Only 11.3 doses for every 100 people have been administered in the EU compared to 38.4 in the UK.

“While the investigation is ongoing, we are still firmly convinced the benefits of the AstraZeneca vaccine in preventing COVID-19 with its associated risk of hospitalisation and death outweigh the risks of these side-effects,” Cooke said.

“Thousands of people are dying across the EU every day.”

Experts fear the dramatic suspensions will cost lives and further undermine confidence in AstraZeneca, which had already taken a reputation hit following untruthful claims by some political leaders and newspapers.
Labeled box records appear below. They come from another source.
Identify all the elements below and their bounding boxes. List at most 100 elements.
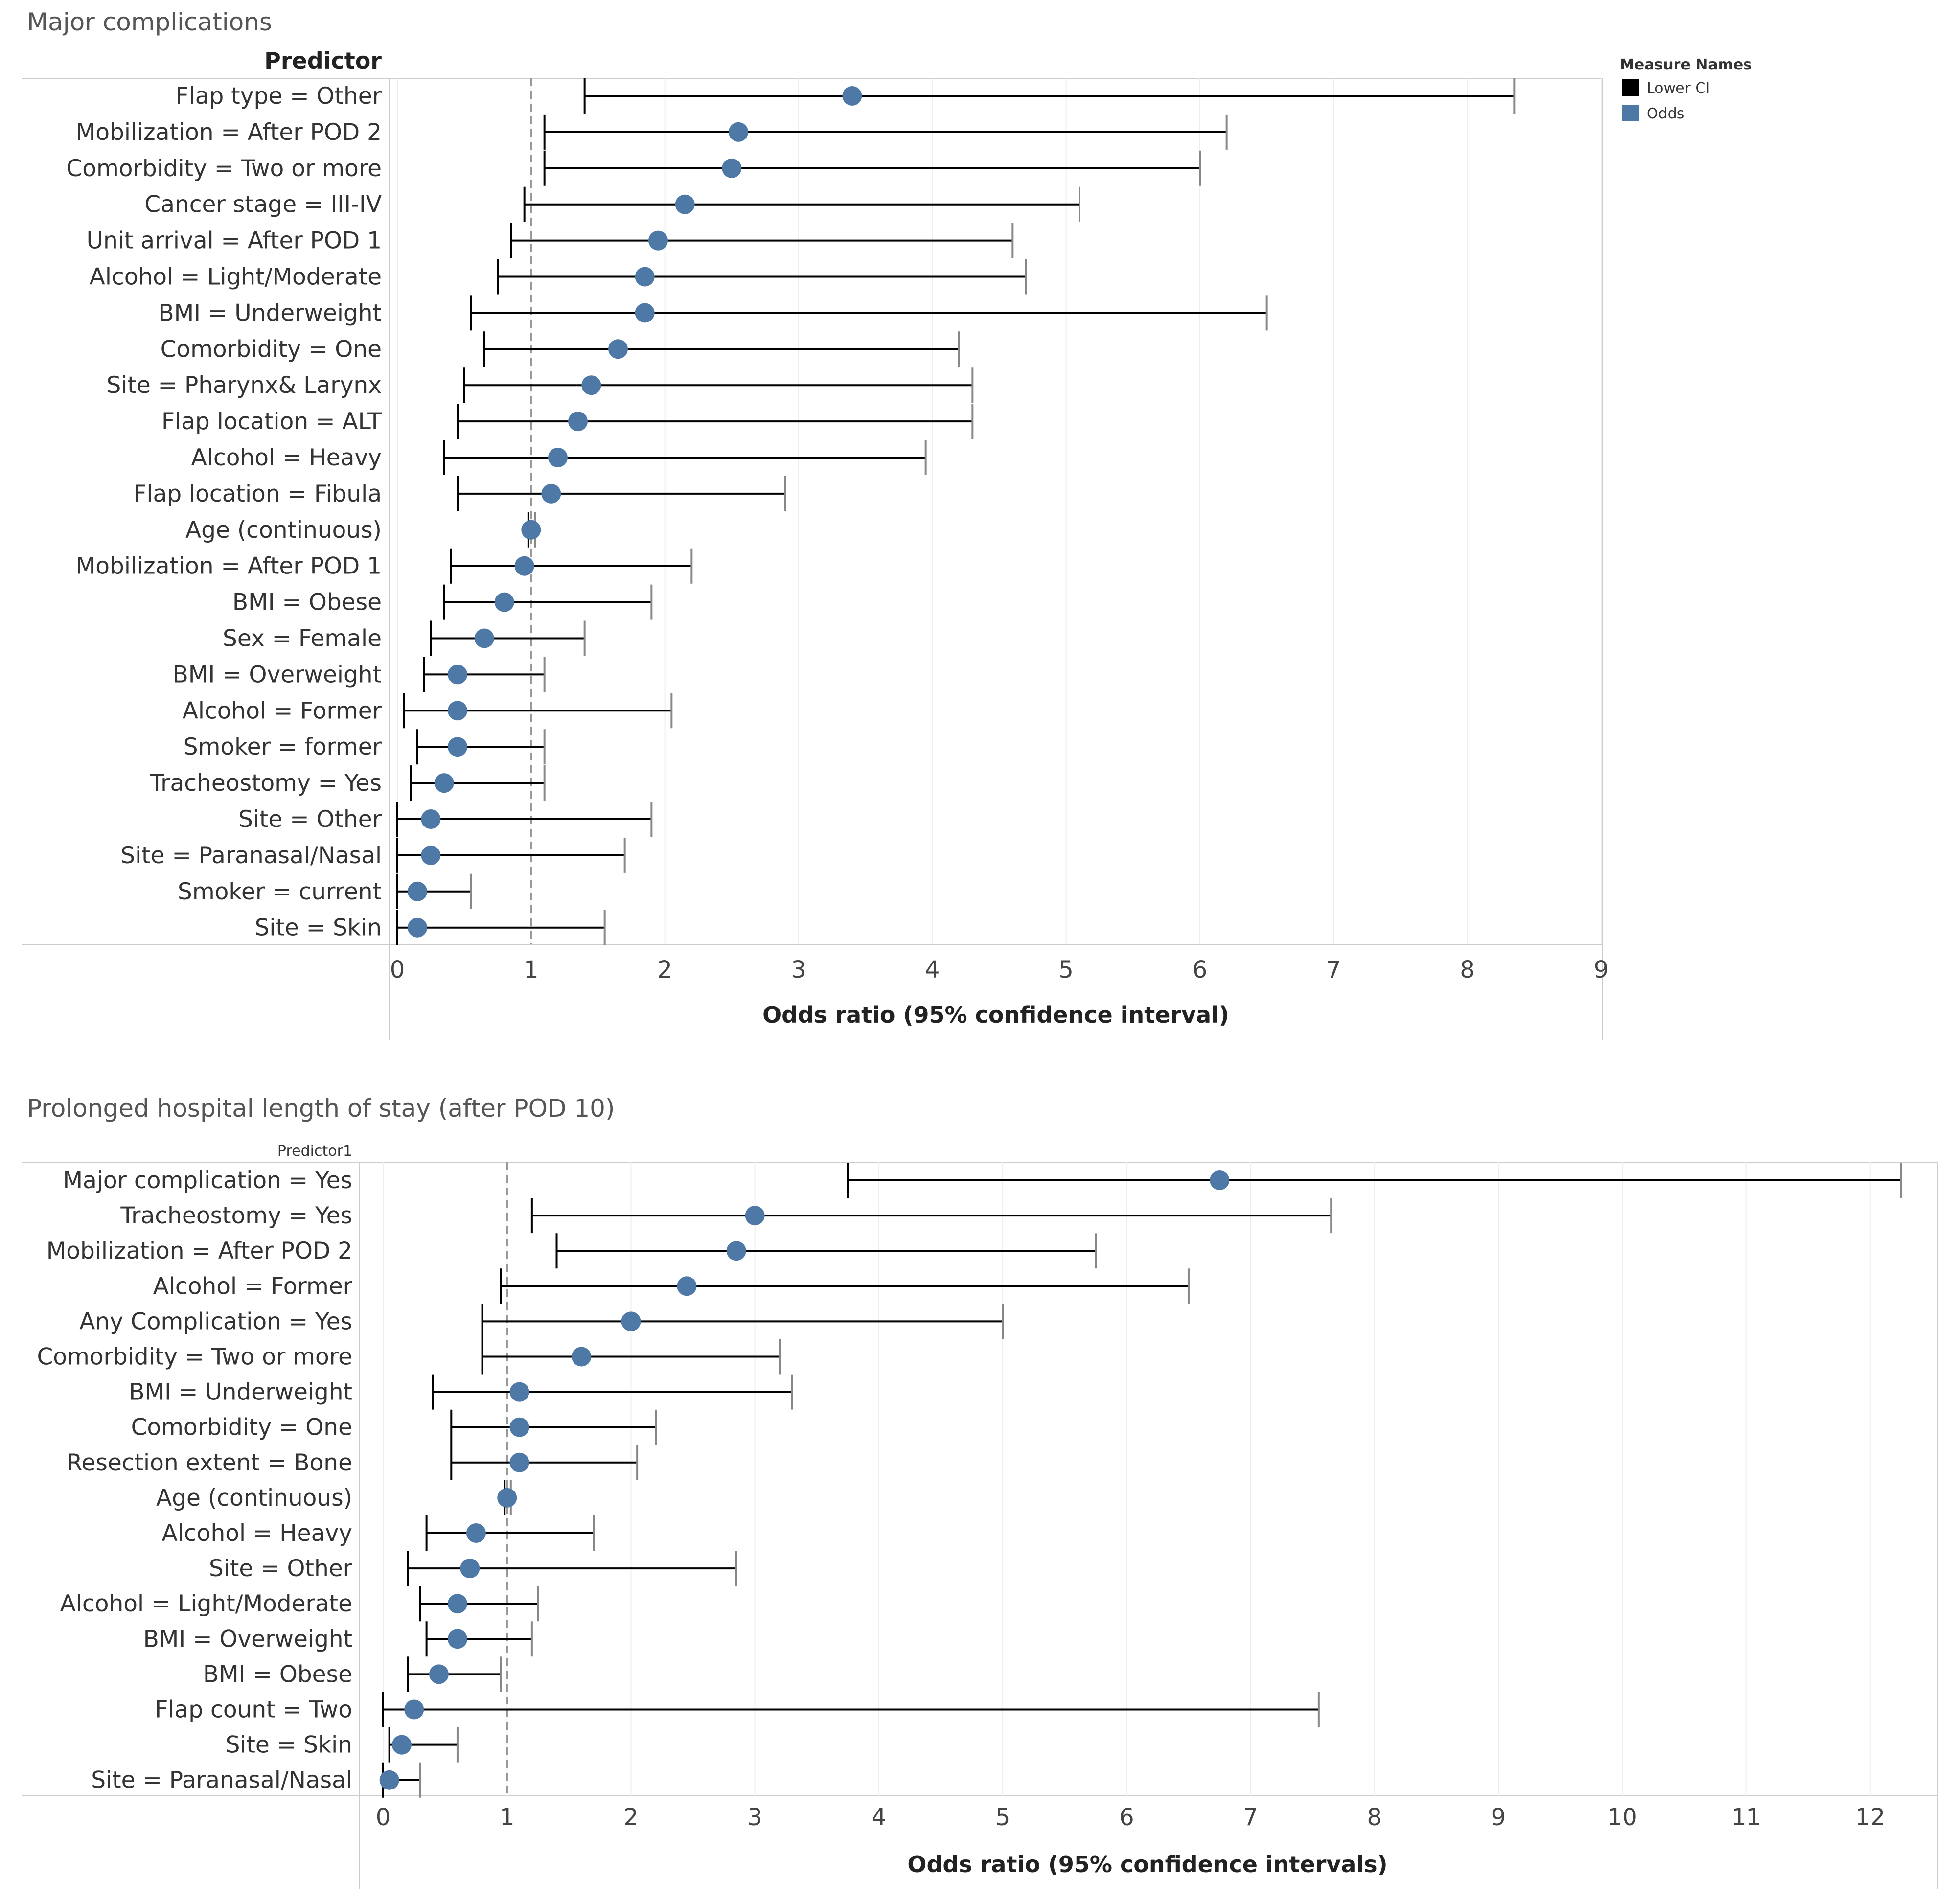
row-label: BMI = Overweight [173,661,382,688]
x-tick-label: 3 [791,956,806,984]
odds-point [842,86,862,106]
table-row: Alcohol = Former [183,693,673,729]
odds-point [635,267,655,287]
table-row: Mobilization = After POD 2 [46,1233,1097,1269]
legend-swatch-odds [1622,105,1639,121]
row-label: Smoker = former [184,734,382,760]
table-row: Site = Pharynx& Larynx [107,367,974,403]
table-row: Age (continuous) [185,512,541,548]
row-label: Site = Other [238,806,382,833]
x-tick-label: 4 [925,956,940,984]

Belgium’s Health Minister Frank Vandenbroucke said his country would continue to use the vaccine: “When you know the virus is making the rounds, it would be very imprudent to stop.”

The United Kingdom also backed AstraZeneca and said there was no evidence it has caused any unusual blood clotting amongst the tens of millions of citizens who have received the product.

Australia’s Chief Medical Officer Professor Paul Kelly said on Tuesday, local time, that he was confident the vaccine was safe. AstraZeneca’s 54 million doses will form the bulk of Australia’s COVID-19 vaccine rollout.

If the EMA makes a link between the clots and vaccine this Thursday, the regulator could decide that the risk is so small that the only action needed might be to update the product’s medical warnings or screen patients with certain conditions to make sure they are not administered that particular vaccine.

Cooke also dismissed claims the blood clots might be linked to a problem with a particular batch of vaccines.